Sea-Gull - La nouvelle fabrique SELF-WINDING POCKET WATCH, AUTOMATIC WITH DAY, DATE AND MONTH, SKELETON DOUBLE TOURBILLON

ES: En visitant le musée de la marque, dans le hall d’entrée, il y avait un modèle à mouvement mécanique extraplat dans un boîtier assez épais. Un scoop?

A.L.:Oui, c’est un prototype au mouvement mécanique à remontage manuel de seulement 2,5 millimètres d’épaisseur. Et nous préparons le même en automatique! Ils seront habillés d’un boîtier extra plat et entreront sur le marché en 2012. Nous innovons également dans les matériaux, avec l’introduction du silicium aux propriétés mécaniques exceptionnelles.

ES: En tant qu’amateur de montres, quelle marque admirez-vous le plus?

A.L.:Elle n’est pas suisse mais allemande, c’est A. Lange & Söhne. Je trouve leur collection super élégante, d’un raffinement discret. En quelques années, avec deux ou trois cents employés pour une production d’à peine 5000 pièces par an, la marque est remontée au top. C’est un exemple pour Sea-Gull.

ES: Vous voyez, on avait raison de vous craindre… Alors quelle est votre stratégie d’expansion?

A.L.:(rires) En Chine, cette année, nous avons ouvert 25 boutiques mono marques en plus des 20 existantes, et nous visons un total de 200 boutiques à la fin 2015. Ensuite, nous tenterons notre chance à l’étranger, en commençant par l’Asie.

ES: Quelle est votre opinion sur vos concurrents chinois – FIYTA, Ebohr, Beijing Watch, etc.

A.L.:Difficiles à comparer, elles sont toutes privées alors que nous sommes une régie d’ Etat. Mais la principale différence est que Sea-Gull est une authentique manufacture, nous produisons nos montres de A à Z, à 100%. Nos concurrents sont de simples habilleurs qui se fournissent en mouvements, bracelets, aiguilles et cadrans. Ils n’ont pas la capacité de produire leurs propres mouvements.

ES: Beijing est une vraie manufacture!

A.L.:Exact, et ils sont assez bons dans le haut de gamme mais leurs volumes sont trop confidentiels pour parler de concurrent.

ES: En fait, votre position s’apparente à celle du Swatch Group et ses fournisseurs! Sauf que, malheureusement pour vous, FIYTA et Ebohr préfèrent se fournir en mouvements Seiko et Citizen

A.L.: Désormais, non seulement ils achètent nos tourbillons, mais également nos calibres mécaniques. Pourquoi?
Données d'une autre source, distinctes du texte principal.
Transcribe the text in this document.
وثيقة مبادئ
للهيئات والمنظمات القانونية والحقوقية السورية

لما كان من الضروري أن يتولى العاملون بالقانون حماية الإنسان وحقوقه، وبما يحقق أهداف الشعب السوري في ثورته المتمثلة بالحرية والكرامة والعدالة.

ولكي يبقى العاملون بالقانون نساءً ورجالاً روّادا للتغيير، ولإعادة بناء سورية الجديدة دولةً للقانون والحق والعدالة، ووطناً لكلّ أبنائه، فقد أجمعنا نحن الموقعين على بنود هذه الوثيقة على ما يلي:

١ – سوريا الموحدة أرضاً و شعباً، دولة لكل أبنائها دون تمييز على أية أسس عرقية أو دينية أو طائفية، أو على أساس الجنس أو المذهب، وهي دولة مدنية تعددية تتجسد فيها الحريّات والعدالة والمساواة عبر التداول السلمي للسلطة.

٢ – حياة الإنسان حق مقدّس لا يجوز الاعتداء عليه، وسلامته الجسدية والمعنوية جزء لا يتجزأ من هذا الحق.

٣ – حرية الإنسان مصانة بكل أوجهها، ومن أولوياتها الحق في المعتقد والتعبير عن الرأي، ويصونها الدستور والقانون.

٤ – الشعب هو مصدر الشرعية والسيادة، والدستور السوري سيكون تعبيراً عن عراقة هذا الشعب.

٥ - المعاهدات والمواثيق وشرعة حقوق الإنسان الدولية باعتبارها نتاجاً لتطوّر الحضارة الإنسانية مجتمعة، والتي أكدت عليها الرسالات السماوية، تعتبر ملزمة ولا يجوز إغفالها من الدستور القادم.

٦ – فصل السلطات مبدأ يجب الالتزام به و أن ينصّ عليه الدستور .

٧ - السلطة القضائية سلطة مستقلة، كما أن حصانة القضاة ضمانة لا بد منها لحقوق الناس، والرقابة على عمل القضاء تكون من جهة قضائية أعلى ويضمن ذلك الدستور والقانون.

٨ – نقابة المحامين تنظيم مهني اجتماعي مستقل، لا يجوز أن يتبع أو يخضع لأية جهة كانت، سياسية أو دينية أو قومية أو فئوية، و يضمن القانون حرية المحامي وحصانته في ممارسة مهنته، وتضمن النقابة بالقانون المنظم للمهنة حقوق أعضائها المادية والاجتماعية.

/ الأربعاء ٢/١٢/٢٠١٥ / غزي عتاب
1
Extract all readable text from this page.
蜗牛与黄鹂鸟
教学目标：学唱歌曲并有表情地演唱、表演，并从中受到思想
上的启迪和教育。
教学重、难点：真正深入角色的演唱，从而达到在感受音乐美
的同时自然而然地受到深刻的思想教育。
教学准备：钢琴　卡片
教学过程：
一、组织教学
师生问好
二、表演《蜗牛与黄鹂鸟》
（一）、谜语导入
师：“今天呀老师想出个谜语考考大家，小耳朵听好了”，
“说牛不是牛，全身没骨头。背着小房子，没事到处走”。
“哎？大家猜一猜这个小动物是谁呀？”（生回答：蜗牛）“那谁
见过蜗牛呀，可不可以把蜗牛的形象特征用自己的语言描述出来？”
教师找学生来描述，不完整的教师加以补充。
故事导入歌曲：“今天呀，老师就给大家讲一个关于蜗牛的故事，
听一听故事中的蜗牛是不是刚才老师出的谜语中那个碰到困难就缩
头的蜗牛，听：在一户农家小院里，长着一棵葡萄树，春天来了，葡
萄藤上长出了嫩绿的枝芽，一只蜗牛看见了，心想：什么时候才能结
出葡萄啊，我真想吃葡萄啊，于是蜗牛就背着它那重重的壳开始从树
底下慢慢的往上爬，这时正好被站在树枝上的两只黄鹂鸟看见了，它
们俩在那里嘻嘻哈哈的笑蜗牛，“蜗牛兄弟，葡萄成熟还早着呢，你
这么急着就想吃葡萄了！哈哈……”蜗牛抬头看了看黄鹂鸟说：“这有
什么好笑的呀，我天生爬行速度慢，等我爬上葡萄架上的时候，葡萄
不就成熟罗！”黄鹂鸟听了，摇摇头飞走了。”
Car, suite aux différents désastres au Japon, Seiko et Miyota ne sont plus en mesure de garantir les volumes et désormais, FIYTA et Ebohr reviennent chez nous car ils doivent «sécuriser» leur marché. Sea-Gull, pour sa part, n’est absolument pas affectée puisque nous ne dépendons d’aucun fournisseur, excepté pour les matières premières. C’est notre chance de les convaincre!